Blog Post

The ECB has fired its bazooka

The ECB announced today an expansion of its asset purchases, to include securities issued by European agencies and institutions, as well as central government in the euro area.

By: and Date: January 23, 2015 Topic: Macroeconomic policy

The ECB announced today an expansion of its asset purchases, to include securities issued by European agencies and institutions, as well as central government in the euro area. Purchases are intended to be continued until at least September 2016 and in any case until the Governing Council sees a sustained adjustment in the path of inflation that is consistent with its aim of achieving inflation rates below, but close to, 2% over the medium term. This is a positive feature of the announcement, as it leaves the operation open ended enough. 

The combined target monthly asset purchases will amount to 60 billion euro. However, this will also include the purchases already envisioned under the ABSPP and CBPP. There are no weekly targets for purchases under these two programmes, but the ECB had bought about 35bn combined as of 16 January. The CB purchases began in October and ABS purchases in November 2014, meaning the ECB bought on average around 10 billion a month. Assuming a similar pace in the future, the additional purchases would be around 50 billion (and not 60) per month, leading to a total of 900/950 billion under the scenario in which the programme were to be stopped in September 2016. This is still positively above the 500-700 billion range that had been rumoured ahead of the meeting.The maturity spectrum will also be very large, as eligible securities will range form a minimum remaining maturity of 2 years to a maximum remaining maturity of 30 years at the time of purchase.

The purchases will be pari passu with private investors, which will be achieved by imposing a 33% issuer limit and a 25% issue limit (the latter needed to help avoid that the ECB achieves a blocking stake under Collective Action Clauses (CACs)).

The most interesting point is the risk sharing arrangement of the ECB programme

The most interesting point, as largely expected, is the risk sharing arrangement of the programme.
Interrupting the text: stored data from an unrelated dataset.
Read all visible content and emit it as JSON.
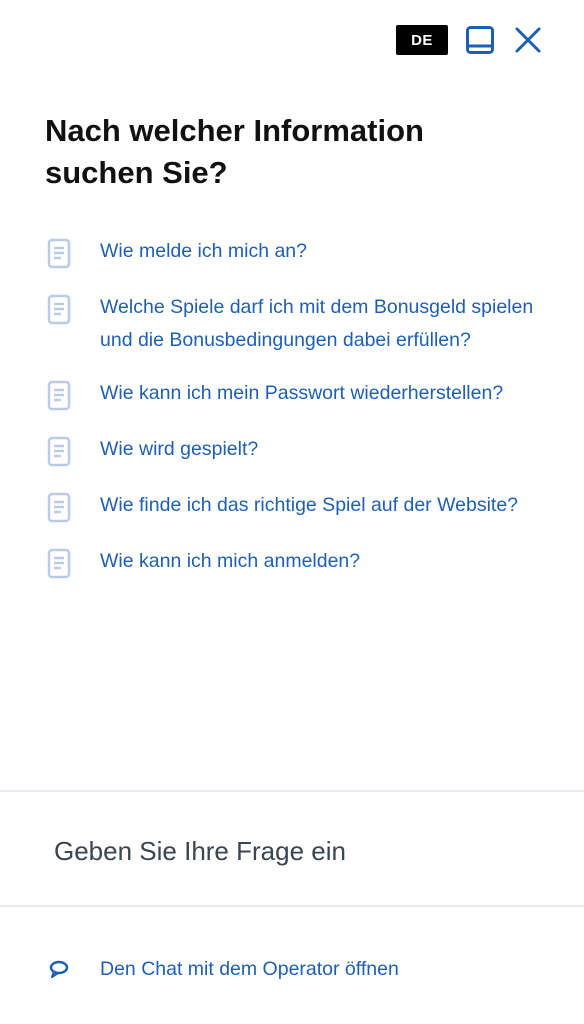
{
  "header": {
    "language": "DE",
    "minimize_icon": "window-minimize-icon",
    "close_icon": "close-icon"
  },
  "title": "Nach welcher Information suchen Sie?",
  "faq": {
    "icon": "document-icon",
    "items": [
      {
        "label": "Wie melde ich mich an?"
      },
      {
        "label": "Welche Spiele darf ich mit dem Bonusgeld spielen und die Bonusbedingungen dabei erfüllen?"
      },
      {
        "label": "Wie kann ich mein Passwort wiederherstellen?"
      },
      {
        "label": "Wie wird gespielt?"
      },
      {
        "label": "Wie finde ich das richtige Spiel auf der Website?"
      },
      {
        "label": "Wie kann ich mich anmelden?"
      }
    ]
  },
  "question": {
    "placeholder": "Geben Sie Ihre Frage ein"
  },
  "chat": {
    "icon": "chat-bubble-icon",
    "label": "Den Chat mit dem Operator öffnen"
  },
  "colors": {
    "link": "#1f5fb3",
    "icon_blue": "#1f5fb3",
    "doc_icon": "#b9cbe6",
    "divider": "#e6eaf0",
    "badge_bg": "#000000"
  }
}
Purchases of securities of European institutions (which will account for 12% of the additional asset purchases, and which will be purchased by NCBs) will be subject to loss sharing. This is consistent with the idea that these securities are at present the closest resemblant to an Euro/EU-wide bond, as we first pointed out in May. On top of this, the ECB will hold 8% of the additional asset purchases, meaning that a total 20% of the purchases will be subject to loss sharing. The rest of the NCBs’ additional asset purchases will however not be subject to loss sharing at all. This effectively means that 80% of the risk is borne by the NCBs, and fragmented along national borders. However, if we consider only the purchases of non-EU-wide securities (i.e. if we exclude that 12% of the purchases that are likely to be safest), then only 9% of the national sovereign risk will be shared.

  • Overall, the large majority of the governing council came to the correct assessment that inflation expectations are getting disanchored and that therefore monetary policy action was needed. 
  • The programme is large. This increases its effectiveness and will have a powerful impact especially through the exchange rate channel and the portfolio rebalancing channel
  • Some Northern governing council members were concerned that such a large programme would mean that the ECB takes on board a too significant fiscal risk. The ECB therefore reduced risk sharing substantially. This may reduce the effectiveness of the programme.
  • Before this decision, nobody could have questioned whether monetary policy is "single". Now, investors can rightly ask that question. Mario Draghi addressed this several times in his comments but his answers were not convincing. This question will be an important issue in the coming months and potentially years.